Fitch unit: Philippines' economic recovery to leave room for monetary policy normalization

Chicken, meat, fish and vegatable products stays on high prices due to more demand less supplies due to fuel hike (June 17, 2022). Vendor from Marikina Pulic market said cannot control because of low supplies caused by delivery problem.
The STAR/Walter Bollozos

MANILA, Philippines — Domestic economic growth is expected to leave more room for the Bangko Sentral ng Pilipinas to continue normalizing monetary policy amid a projected global recession and persisting headwinds, according to a Fitch unit. 

In an emailed commentary on Monday, Fitch Solutions noted their upgraded projection of 6.6% gross domestic product this year will allow the BSP to keep raising its key policy rate. 

“We believe that the Philippines' strong economic recovery will provide more room for the BSP to normalise its monetary policy,” the Fitch unit said. 

The central bank kicked off its tightening cycle in May, believing the domestic economy would require less support because of eased pandemic curbs.
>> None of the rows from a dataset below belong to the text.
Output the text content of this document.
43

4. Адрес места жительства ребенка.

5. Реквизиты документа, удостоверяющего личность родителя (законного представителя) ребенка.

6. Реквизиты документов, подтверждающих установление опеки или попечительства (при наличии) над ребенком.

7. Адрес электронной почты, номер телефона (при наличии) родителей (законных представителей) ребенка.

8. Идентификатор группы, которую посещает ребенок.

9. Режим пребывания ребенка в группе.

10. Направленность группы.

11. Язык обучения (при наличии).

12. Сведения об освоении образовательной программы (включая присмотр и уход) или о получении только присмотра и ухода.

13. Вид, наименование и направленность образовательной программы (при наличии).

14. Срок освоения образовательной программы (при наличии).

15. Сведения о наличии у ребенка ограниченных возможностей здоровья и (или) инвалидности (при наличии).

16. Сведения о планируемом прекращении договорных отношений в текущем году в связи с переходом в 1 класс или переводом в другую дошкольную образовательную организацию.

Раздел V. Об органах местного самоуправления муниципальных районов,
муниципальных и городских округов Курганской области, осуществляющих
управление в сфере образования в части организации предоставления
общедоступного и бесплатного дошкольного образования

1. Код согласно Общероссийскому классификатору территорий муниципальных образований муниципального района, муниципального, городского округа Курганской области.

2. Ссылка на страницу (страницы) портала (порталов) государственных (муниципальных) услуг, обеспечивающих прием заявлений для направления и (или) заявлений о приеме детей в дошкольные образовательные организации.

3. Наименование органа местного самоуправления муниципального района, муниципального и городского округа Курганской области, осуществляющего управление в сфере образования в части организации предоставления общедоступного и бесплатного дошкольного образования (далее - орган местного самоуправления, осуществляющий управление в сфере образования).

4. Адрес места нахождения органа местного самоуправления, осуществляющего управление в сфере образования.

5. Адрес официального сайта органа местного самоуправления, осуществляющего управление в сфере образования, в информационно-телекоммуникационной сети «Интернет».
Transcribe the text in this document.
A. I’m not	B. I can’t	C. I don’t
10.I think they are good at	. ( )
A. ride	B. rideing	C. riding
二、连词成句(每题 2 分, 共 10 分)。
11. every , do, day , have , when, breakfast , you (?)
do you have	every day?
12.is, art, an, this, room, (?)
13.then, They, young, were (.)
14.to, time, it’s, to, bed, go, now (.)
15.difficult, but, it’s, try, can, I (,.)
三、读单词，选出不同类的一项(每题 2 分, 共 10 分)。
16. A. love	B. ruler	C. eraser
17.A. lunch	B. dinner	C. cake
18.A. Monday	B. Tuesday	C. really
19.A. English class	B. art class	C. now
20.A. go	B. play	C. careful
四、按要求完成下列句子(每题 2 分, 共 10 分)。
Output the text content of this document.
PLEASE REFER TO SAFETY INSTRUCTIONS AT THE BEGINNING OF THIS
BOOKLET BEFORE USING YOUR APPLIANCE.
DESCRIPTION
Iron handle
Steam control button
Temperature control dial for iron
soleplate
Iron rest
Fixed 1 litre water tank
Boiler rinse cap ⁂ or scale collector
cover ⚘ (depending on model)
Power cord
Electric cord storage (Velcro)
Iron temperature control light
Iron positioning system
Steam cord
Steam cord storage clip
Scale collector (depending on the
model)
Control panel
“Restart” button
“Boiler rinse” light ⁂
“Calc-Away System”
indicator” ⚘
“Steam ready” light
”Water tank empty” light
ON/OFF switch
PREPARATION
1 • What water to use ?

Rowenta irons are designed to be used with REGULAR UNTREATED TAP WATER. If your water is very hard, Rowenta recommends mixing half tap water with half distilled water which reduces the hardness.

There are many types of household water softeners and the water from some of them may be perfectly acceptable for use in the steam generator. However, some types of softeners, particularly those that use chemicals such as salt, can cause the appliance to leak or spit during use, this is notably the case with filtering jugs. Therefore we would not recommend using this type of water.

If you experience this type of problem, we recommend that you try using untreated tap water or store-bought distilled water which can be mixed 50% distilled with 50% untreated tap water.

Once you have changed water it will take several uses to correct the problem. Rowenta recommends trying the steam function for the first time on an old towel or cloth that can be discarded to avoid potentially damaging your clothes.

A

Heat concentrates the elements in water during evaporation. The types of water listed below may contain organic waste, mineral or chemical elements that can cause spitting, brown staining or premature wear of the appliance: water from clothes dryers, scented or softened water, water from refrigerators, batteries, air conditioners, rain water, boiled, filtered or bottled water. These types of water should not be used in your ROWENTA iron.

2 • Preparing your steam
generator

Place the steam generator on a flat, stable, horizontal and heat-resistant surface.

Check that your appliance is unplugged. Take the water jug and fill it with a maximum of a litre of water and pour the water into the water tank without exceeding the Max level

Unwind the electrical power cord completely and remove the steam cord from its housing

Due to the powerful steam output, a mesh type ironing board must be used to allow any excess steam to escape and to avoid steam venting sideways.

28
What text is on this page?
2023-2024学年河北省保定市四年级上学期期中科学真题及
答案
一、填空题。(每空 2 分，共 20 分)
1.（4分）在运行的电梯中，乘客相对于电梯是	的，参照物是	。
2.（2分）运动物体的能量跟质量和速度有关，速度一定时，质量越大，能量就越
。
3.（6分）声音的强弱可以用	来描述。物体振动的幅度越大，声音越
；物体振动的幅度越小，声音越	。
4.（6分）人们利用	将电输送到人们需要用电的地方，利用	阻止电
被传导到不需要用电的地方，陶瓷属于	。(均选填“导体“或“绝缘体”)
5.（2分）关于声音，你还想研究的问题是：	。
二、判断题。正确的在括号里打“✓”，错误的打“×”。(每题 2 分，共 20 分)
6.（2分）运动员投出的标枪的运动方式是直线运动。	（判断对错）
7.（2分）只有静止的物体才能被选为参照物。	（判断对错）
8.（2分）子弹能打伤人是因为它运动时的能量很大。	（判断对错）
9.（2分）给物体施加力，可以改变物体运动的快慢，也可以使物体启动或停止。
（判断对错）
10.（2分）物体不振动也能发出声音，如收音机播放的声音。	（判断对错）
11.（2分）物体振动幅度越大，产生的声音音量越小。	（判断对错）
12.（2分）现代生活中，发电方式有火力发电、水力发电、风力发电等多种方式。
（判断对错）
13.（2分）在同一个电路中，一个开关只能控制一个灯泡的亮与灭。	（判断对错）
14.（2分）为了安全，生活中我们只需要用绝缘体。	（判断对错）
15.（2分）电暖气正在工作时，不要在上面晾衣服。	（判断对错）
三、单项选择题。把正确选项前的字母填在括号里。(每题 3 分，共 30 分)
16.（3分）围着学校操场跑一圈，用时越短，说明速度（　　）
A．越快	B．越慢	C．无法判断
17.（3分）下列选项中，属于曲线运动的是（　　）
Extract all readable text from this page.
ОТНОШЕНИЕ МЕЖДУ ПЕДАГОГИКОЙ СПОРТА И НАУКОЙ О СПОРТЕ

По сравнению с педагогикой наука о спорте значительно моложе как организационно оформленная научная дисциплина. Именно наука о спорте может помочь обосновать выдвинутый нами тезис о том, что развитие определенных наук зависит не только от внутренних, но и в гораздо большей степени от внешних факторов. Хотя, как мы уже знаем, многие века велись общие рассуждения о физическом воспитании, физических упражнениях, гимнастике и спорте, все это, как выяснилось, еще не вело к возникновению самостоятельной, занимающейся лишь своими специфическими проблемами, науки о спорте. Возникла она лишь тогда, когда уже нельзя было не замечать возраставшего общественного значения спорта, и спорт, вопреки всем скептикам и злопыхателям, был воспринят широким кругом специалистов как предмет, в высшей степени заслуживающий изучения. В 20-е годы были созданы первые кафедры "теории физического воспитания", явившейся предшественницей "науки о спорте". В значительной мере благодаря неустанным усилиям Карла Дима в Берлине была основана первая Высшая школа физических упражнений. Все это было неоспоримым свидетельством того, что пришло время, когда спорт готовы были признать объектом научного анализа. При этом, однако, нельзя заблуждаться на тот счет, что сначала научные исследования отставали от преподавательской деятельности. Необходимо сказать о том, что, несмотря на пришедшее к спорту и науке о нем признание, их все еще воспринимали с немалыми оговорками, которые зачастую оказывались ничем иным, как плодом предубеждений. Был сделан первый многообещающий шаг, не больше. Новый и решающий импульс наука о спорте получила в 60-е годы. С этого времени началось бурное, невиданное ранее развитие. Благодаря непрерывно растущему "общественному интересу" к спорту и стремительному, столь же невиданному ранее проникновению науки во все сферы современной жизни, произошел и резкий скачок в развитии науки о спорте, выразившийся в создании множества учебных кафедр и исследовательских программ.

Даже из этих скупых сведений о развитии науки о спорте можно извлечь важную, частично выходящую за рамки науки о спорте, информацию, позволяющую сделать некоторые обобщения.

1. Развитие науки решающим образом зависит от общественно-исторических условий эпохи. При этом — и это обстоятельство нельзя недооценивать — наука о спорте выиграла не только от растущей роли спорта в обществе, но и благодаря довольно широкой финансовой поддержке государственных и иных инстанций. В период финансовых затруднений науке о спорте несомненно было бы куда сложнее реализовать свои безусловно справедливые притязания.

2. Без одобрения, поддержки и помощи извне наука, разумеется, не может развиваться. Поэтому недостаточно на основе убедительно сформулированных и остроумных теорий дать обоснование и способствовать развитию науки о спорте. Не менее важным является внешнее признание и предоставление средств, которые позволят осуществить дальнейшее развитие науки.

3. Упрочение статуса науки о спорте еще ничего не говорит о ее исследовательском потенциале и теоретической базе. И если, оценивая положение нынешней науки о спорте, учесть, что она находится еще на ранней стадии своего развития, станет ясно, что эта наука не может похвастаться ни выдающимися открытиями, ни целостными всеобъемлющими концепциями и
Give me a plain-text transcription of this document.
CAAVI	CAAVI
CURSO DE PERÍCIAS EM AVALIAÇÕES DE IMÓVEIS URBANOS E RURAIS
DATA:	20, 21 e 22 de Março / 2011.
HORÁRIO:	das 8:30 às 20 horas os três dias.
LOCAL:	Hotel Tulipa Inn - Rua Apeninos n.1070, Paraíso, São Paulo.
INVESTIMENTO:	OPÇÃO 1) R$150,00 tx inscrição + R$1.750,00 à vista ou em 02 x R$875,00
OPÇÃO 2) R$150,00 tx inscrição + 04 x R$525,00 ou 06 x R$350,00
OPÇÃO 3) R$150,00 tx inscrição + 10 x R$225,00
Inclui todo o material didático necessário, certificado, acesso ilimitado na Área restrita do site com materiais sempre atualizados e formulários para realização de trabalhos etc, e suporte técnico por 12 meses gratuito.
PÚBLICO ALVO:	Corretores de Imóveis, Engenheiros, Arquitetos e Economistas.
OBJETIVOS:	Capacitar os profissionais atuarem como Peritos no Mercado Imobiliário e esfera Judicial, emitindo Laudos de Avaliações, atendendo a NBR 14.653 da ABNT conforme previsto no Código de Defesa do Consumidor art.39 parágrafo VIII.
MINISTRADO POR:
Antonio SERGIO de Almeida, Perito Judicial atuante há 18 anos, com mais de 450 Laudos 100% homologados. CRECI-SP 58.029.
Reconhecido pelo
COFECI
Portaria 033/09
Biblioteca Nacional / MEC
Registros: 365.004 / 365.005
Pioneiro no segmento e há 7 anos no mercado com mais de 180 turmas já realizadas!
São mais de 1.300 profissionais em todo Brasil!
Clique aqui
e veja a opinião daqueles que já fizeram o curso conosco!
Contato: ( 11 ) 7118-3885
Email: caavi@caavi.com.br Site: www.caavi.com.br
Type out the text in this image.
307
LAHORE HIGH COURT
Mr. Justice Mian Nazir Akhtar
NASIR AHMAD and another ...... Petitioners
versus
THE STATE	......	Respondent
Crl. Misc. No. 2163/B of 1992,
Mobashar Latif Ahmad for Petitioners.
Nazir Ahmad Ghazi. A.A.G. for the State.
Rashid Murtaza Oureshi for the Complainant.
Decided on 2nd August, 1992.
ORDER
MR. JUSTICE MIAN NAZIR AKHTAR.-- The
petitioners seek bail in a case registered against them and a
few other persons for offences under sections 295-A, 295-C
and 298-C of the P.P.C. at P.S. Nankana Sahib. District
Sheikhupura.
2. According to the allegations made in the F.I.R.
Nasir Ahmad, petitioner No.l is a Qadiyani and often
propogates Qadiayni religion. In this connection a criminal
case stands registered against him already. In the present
This has led to an improvement in household spending in past months that was muted in the past two years due to strict quarantine measures.

That said, the domestic economy’s reopening left consumer prices and services skyrocketing to their highest pace since the pandemic, due in part to ramped-up demand and expensive fuel prices. 

Interest rates currently stood at 4.25% after the BSP’s hike last September 22. 

The BSP’s rate hikes since May were done to tame rising inflation.

Fitch Solution’s revised GDP projection is higher than the 5.7% recorded last year, considering external headwinds on growth according to Fitch Solutions. 

“While we expect growth to likely slow in H222 due to an array of economic headwinds stemming from a softening global economic outlook, tightening monetary conditions, and elevated energy prices, the 2022 economic performance would still be a substantial improvement over the 5.6% recorded in 2021,” the Fitch unit said. 

The BSP explained last week that growth will not be hampered as a result of the rate hikes, since demand is firming up already.

Banks use the BSP’s policy rate, which was slashed at the onset of the pandemic to encourage credit growth, as a benchmark when they lend to consumers and businesses.